More and more commercial plans, particularly Medicare Advantage plans, require authorizations for radiation therapy. According to CMS, in 2017 one-third of all Medicare recipients were enrolled in a Medicare Advantage Plan. Depending on your market, your volume could be even higher. These plans almost all require pre-certification, and not understanding the guidelines for each plan can be unnecessarily costly. The lost value of just one unsuccessful peer-to-peer case can be upwards of $50,000 for hospitals and physicians. Your radiation therapy center or department simply cannot afford to stay with the status quo prior authorization program and procedures.

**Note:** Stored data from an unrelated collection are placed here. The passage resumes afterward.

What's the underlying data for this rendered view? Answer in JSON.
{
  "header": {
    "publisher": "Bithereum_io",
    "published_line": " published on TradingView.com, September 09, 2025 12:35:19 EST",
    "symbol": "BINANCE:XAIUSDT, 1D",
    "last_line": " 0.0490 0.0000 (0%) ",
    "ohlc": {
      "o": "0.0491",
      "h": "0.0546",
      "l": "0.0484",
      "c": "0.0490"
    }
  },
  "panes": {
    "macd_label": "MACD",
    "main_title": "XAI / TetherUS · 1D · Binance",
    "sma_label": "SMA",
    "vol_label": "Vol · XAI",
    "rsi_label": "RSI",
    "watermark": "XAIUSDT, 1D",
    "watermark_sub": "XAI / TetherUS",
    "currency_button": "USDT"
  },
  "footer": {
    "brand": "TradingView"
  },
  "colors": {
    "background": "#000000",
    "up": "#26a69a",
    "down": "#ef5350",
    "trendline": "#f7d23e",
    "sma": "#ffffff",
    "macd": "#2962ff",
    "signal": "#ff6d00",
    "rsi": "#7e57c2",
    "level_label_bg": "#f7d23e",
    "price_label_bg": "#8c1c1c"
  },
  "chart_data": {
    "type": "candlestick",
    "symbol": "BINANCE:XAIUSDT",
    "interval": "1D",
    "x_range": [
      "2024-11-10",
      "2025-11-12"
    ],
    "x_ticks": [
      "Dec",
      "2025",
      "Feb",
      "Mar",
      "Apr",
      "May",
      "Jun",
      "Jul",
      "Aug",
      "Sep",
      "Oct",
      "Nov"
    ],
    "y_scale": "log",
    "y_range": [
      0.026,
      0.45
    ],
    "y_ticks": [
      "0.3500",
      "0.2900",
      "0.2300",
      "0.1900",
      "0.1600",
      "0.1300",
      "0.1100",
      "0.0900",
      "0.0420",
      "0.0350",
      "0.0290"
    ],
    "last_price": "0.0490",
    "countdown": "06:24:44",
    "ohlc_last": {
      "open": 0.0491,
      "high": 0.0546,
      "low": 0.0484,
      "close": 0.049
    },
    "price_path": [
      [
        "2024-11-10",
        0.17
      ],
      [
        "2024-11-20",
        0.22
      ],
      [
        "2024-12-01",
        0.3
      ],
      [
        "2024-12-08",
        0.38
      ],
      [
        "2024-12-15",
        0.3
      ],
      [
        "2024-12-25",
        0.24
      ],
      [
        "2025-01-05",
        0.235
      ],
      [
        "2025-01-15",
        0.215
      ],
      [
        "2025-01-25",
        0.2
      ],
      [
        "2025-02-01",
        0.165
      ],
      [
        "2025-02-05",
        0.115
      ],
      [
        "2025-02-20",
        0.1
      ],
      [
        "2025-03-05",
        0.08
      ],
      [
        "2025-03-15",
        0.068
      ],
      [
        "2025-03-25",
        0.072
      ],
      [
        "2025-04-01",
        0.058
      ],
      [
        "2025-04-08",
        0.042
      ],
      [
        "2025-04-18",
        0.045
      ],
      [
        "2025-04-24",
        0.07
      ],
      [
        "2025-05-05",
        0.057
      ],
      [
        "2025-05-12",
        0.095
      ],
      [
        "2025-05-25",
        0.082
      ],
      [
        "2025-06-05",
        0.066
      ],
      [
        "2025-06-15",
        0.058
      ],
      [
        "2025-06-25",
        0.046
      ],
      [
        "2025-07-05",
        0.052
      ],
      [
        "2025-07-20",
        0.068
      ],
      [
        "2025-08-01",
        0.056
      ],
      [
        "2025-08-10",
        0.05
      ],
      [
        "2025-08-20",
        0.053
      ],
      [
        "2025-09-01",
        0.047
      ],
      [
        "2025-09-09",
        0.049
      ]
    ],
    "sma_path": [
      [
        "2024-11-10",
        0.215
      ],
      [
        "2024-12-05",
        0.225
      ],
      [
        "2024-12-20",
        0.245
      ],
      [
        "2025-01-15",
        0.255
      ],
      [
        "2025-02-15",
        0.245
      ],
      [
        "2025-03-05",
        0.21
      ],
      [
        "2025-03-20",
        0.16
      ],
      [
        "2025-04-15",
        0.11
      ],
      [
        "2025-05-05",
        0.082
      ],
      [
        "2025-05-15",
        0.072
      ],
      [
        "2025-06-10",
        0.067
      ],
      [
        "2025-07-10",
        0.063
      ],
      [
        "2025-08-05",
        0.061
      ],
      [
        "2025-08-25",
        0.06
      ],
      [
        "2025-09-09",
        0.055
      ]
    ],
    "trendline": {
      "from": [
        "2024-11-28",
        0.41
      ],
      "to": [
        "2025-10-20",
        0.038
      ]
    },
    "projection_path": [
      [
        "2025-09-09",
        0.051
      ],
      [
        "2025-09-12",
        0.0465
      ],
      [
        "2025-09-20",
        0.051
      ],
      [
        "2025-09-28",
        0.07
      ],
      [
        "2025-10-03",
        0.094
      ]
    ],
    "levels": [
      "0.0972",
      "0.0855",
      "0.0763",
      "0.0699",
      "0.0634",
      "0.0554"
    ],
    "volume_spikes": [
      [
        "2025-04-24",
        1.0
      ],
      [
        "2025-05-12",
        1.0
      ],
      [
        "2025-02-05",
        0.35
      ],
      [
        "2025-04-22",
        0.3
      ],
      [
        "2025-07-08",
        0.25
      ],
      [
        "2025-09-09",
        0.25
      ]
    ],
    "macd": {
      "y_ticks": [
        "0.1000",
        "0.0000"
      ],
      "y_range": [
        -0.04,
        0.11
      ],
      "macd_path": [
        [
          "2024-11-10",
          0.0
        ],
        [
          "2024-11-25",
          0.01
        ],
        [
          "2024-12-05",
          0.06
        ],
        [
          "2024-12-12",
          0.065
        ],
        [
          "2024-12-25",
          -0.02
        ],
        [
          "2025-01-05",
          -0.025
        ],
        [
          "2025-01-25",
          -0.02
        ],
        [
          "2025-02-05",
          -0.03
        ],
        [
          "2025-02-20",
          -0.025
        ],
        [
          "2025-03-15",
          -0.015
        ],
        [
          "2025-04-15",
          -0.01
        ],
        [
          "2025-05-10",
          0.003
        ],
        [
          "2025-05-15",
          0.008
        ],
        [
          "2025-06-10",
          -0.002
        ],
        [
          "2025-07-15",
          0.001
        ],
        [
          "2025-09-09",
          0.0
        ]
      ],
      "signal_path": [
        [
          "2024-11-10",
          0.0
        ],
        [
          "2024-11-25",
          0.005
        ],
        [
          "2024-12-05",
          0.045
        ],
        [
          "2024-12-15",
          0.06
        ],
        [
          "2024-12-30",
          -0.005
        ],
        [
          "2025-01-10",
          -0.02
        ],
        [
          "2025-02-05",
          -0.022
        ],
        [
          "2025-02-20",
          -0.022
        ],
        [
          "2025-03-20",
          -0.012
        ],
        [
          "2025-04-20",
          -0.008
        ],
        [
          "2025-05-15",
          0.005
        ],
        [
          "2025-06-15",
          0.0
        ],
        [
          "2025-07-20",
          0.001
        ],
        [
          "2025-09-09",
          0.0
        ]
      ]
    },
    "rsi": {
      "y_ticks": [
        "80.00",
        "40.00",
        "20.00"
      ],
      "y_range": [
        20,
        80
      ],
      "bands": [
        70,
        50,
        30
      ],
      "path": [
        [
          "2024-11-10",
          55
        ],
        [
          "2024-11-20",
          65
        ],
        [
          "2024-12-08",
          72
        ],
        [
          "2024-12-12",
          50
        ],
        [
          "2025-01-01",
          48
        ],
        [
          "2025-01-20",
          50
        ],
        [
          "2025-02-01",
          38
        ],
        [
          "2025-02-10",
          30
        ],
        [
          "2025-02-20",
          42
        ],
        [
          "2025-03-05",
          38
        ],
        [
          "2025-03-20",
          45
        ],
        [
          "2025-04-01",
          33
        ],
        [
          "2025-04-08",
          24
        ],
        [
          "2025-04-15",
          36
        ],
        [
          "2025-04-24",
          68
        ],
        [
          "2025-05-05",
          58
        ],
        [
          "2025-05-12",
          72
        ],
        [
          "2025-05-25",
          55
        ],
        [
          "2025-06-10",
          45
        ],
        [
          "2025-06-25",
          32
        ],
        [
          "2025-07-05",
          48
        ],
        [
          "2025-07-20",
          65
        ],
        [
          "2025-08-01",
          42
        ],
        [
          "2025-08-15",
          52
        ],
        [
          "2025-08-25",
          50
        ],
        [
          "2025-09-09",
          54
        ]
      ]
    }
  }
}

RBS has developed a Revenue Navigator Program™ for both freestanding and hospital-based practices that has successfully reduced peer-to-peer reviews to less than 1% of cases. Our proven results save valuable time and resources within the department. In addition, the program has virtually eliminated delays in treatment due to insurance issues and the need for written appeals by the ordering physician.
Not only does the RBS Revenue Navigator Program increase productivity for the department, it alleviates some of the patient financial stress that comes with a serious and sometimes life-threatening diagnosis. Patients value having an expert in the department who fully understands their insurance benefits and pre-certification requirements.
Dr. Richard Byrnes, Radiation Oncologist at Northwell Health, says, “Since having a RBS Revenue Navigator on site our billing has been seamless, and my distraction of doing peer-to-peer reviews has been minimal. Patients enjoy meeting her and are reassured their billing and insurance claims will be handled in a timely and professional manor. She is part of our team in every way.”